Мадемуазель Отеклер Стассен зналась только с мужчинами города В. Весь день она проводила в зале для фехтования с рапирой в руках и в сетчатой маске на лице, которую, надо сказать, снимала очень редко. Отец ее стал прихварывать, и она часто давала уроки вместо него. На улицу она выходила тоже не часто, а где еще, кроме улицы, могли ее видеть добропорядочные дамы? Ну, разве что в церкви по воскресеньям, но и к обедне мадемуазель Стассен ходила в вуали из таких плотных черных кружев, что и металлическая сетка фехтовальной маски вряд ли была плотнее. Уж не для того ли она себя прятала, а точнее, выставляла напоказ, чтобы вернее раздразнить разгоряченное воображение? Может, и так, кто знает? Кто подтвердит? Кто опровергнет? Девушка, которая меняла одну маску на другую, металлическую на кружевную, должна была отличаться необыкновенной скрытностью, и дальнейшая история тому свидетельством.

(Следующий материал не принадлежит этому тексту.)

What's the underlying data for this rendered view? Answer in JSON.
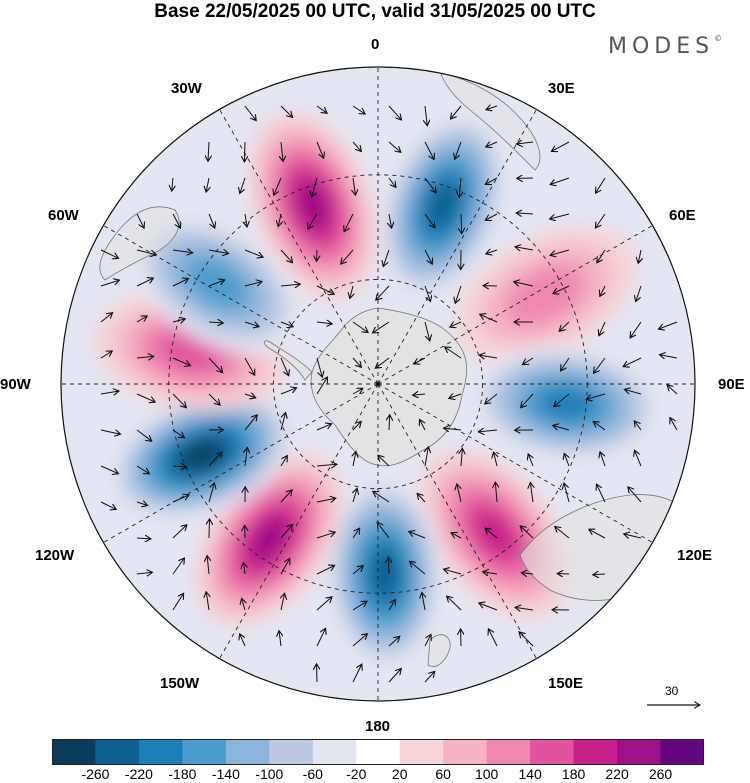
{
  "title": "Base 22/05/2025 00 UTC, valid 31/05/2025 00 UTC",
  "brand": "MODES",
  "brand_mark": "©",
  "longitude_labels": {
    "top": "0",
    "bottom": "180",
    "left": "90W",
    "right": "90E",
    "w30": "30W",
    "w60": "60W",
    "w120": "120W",
    "w150": "150W",
    "e30": "30E",
    "e60": "60E",
    "e120": "120E",
    "e150": "150E"
  },
  "projection": "south-polar-stereographic",
  "reference_vector": {
    "label": "30",
    "icon": "arrow-right-icon"
  },
  "colorbar": {
    "colors": [
      "#0b3c5d",
      "#0e5e8f",
      "#1a7fb8",
      "#4b9ccc",
      "#8ab4dc",
      "#bac8e3",
      "#e4e6f1",
      "#ffffff",
      "#f6d3d7",
      "#f5b3c4",
      "#ef87b0",
      "#e2549d",
      "#c91f8a",
      "#9c1186",
      "#62077e"
    ],
    "tick_labels": [
      "-260",
      "-220",
      "-180",
      "-140",
      "-100",
      "-60",
      "-20",
      "20",
      "60",
      "100",
      "140",
      "180",
      "220",
      "260"
    ]
  },
  "anomaly_centers": [
    {
      "lon": 20,
      "sign": "negative",
      "strength": 230
    },
    {
      "lon": -20,
      "sign": "positive",
      "strength": 250
    },
    {
      "lon": 62,
      "sign": "positive",
      "strength": 110
    },
    {
      "lon": 96,
      "sign": "negative",
      "strength": 220
    },
    {
      "lon": 142,
      "sign": "positive",
      "strength": 210
    },
    {
      "lon": 178,
      "sign": "negative",
      "strength": 240
    },
    {
      "lon": -145,
      "sign": "positive",
      "strength": 230
    },
    {
      "lon": -112,
      "sign": "negative",
      "strength": 270
    },
    {
      "lon": -80,
      "sign": "positive",
      "strength": 170
    },
    {
      "lon": -58,
      "sign": "negative",
      "strength": 170
    }
  ]
}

Однако я, мой дорогой, опущу множество подробностей, чтобы поскорее добраться до начала нашей истории. Мадемуазель Отеклер исполнилось к тому времени лет семнадцать. Бывший красавец Заколю постарел и сдал окончательно, жена у него умерла, а его самого добила июльская революция, из-за которой фехтовальный зал опустел: все дворяне в глубоком трауре отсиживались по своим замкам, сражался он теперь в основном с приступами подагры, но подагра, в отличие от других противников, не обращала никакого внимания на его выпады. В общем, он чуть ли не галопом двигался в направлении кладбища. Я как врач видел это невооруженным глазом, не сомневаясь, что долго ему не протянуть. Примерно тогда же виконт де Тайбуа и шевалье де Менильгранд привезли в его фехтовальный зал молодого человека, дворянина из местных. Воспитывался молодой человек где-то вдалеке, отец его недавно умер, и он вернулся в родные края, собираясь жить в фамильном замке. Звали его граф Серлон де Савиньи, нареченный (как принято говорить в городе В., да и в других провинциальных городках тоже) мадемуазель Дельфины де Кантор. Граф, без всякого сомнения, был самым блестящим и самым горячим из всех молодых людей, а молодые люди тех времен еще отличались горячностью, потому что жила еще в людях настоящая молодость. Теперь молодость в людях исчезла вовсе.